A Functional Architecture of Optic Flow in the Inferior Parietal Lobule of the Behaving Monkey
Milena Raffi, Ralph M. Siegel
PLOS ONE , 2007, DOI: 10.1371/journal.pone.0000200
Abstract: The representation of navigational optic flow across the inferior parietal lobule was assessed using optical imaging of intrinsic signals in behaving monkeys. The exposed cortex, corresponding to the dorsal-most portion of areas 7a and dorsal prelunate (DP), was imaged in two hemispheres of two rhesus monkeys. The monkeys actively attended to changes in motion stimuli while fixating.

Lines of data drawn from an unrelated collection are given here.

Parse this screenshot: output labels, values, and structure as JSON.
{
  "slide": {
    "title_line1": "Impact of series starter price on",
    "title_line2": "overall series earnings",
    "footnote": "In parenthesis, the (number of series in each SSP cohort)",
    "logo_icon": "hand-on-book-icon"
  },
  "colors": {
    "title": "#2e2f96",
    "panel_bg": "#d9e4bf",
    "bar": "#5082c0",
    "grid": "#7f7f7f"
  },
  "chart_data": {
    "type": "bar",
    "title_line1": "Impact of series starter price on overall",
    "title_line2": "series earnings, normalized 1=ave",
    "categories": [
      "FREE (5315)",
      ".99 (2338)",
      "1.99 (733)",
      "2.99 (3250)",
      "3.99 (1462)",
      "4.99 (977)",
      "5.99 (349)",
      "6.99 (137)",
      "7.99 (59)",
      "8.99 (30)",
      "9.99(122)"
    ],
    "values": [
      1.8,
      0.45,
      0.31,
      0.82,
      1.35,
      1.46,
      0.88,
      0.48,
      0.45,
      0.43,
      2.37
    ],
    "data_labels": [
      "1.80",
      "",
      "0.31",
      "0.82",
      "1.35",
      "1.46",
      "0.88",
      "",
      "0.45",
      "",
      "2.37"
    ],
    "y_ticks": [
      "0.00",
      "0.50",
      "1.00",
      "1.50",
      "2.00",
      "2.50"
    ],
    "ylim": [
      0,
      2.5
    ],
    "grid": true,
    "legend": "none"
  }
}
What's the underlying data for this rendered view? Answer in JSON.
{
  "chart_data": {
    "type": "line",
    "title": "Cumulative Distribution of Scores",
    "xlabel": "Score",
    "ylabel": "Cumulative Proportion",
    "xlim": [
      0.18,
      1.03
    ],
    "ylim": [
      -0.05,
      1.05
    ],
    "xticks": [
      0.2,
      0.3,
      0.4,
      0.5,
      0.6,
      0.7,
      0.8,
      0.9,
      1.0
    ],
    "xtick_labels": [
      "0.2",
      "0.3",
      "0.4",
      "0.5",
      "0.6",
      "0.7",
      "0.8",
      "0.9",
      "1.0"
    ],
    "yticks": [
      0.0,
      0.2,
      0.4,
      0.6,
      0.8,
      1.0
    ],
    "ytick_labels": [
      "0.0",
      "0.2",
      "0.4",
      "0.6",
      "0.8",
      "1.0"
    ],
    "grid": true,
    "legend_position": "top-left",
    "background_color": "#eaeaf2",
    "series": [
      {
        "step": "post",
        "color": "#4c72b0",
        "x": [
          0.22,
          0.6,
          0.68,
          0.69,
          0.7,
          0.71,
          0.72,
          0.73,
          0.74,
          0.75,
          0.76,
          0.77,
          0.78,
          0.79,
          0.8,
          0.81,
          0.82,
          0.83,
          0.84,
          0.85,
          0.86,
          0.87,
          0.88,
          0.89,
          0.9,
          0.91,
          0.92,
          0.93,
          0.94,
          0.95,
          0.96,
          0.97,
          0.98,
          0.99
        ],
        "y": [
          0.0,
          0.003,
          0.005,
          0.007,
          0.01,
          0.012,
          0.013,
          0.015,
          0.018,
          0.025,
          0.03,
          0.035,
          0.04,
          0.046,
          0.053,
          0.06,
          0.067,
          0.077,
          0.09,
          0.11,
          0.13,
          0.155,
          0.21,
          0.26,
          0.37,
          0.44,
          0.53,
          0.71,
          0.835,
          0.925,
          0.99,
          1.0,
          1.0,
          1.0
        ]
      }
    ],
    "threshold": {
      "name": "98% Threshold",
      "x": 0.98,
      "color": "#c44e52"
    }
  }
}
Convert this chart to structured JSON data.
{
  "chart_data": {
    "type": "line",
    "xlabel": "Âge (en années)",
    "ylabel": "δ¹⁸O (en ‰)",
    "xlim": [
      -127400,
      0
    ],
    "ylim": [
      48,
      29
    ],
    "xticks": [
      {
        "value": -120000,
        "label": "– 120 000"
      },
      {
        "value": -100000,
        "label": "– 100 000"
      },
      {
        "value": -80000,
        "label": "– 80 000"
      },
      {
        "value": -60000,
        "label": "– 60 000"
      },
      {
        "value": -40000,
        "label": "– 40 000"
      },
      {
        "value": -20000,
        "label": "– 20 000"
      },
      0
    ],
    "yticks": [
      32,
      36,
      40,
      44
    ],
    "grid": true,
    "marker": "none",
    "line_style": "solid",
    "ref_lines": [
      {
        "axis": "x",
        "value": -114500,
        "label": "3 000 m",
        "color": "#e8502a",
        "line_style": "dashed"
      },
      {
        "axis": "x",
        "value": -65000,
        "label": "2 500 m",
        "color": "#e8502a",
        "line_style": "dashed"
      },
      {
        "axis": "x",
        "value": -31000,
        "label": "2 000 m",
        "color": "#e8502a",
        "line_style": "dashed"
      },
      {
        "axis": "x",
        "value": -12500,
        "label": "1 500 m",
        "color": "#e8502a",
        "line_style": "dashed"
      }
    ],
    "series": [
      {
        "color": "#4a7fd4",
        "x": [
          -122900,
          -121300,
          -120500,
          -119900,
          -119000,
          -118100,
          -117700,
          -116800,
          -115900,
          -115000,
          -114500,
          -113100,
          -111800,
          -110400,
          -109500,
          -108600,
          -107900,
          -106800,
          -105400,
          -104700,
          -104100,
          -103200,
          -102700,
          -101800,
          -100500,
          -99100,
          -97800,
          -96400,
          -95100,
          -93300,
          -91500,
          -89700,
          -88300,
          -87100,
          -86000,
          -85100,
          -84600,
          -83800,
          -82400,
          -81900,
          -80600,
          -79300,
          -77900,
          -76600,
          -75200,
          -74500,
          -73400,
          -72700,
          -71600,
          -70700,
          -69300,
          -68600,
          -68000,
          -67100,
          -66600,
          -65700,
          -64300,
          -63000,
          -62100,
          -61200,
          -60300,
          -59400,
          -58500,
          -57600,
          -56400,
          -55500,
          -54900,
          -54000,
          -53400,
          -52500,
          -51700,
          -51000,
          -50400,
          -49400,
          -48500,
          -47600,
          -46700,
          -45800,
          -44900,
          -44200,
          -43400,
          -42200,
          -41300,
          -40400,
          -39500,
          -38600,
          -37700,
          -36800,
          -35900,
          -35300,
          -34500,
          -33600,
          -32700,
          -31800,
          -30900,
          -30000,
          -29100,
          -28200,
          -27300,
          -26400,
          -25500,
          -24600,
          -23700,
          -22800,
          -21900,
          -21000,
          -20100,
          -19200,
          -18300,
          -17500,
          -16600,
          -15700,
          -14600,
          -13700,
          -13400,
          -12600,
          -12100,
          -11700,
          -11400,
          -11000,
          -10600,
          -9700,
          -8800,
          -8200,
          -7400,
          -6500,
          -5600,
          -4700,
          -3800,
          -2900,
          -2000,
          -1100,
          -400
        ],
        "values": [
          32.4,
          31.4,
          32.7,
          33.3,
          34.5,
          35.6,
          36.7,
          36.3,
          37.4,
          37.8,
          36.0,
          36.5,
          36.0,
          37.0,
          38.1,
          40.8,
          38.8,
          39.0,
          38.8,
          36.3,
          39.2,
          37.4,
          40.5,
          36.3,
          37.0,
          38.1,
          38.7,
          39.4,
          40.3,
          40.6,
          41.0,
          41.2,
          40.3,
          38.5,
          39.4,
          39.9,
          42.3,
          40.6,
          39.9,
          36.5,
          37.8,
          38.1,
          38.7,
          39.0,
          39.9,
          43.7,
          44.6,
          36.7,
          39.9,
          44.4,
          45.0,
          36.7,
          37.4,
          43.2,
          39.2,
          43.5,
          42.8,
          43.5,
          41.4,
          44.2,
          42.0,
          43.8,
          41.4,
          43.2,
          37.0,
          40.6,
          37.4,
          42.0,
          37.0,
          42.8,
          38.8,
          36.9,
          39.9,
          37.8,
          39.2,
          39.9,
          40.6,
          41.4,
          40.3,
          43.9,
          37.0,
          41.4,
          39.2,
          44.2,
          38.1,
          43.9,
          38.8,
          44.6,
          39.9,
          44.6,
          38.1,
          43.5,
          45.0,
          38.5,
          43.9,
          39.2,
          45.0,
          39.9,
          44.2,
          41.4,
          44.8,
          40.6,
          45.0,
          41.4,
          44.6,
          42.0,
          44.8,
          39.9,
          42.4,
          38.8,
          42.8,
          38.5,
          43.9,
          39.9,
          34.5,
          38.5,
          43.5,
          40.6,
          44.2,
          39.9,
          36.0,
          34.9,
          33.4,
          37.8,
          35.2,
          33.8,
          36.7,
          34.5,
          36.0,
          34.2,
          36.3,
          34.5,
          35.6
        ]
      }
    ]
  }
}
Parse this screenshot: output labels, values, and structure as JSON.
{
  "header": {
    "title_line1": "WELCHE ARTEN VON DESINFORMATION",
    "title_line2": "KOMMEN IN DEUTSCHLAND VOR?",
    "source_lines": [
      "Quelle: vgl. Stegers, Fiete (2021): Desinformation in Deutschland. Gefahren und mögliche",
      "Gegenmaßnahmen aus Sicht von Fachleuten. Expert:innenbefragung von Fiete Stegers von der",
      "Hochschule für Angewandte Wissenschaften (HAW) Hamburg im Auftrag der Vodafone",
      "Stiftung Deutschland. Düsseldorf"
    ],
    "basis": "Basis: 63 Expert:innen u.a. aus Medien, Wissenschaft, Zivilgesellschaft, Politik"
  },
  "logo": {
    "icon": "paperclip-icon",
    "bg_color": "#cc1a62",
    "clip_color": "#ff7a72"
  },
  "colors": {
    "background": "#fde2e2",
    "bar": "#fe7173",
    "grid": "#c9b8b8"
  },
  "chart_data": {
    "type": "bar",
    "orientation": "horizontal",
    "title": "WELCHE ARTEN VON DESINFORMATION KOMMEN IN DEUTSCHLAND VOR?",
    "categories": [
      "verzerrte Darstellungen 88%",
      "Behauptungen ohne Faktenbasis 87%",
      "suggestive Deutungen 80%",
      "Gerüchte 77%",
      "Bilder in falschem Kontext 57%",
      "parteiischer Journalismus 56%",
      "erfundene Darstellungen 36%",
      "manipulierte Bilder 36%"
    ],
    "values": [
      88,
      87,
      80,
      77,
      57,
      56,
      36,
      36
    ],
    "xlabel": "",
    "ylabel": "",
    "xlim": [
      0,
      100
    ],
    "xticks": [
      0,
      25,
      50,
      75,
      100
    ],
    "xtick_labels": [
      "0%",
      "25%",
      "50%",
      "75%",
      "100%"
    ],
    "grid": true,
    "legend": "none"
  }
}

Radial expansion and contraction, and rotation clockwise and counter-clockwise optic flow stimuli were presented concentric to the fixation point at two angles of gaze to assess the interrelationship between the eye position and optic flow signal. The cortical response depended upon the type of flow and was modulated by eye position. The optic flow selectivity was embedded in a patchy architecture within the gain field architecture. All four optic flow stimuli tested were represented in areas 7a and DP. The location of the patches varied across days. However the spatial periodicity of the patches remained constant across days at ~950 and 1100 μm for the two animals examined. These optical recordings agree with previous electrophysiological studies of area 7a, and provide new evidence for flow selectivity in DP and a fine scale description of its cortical topography. That the functional architectures for optic flow can change over time was unexpected. These and earlier results also from inferior parietal lobule support the inclusion of both static and dynamic functional architectures that define association cortical areas and ultimately support complex cognitive function.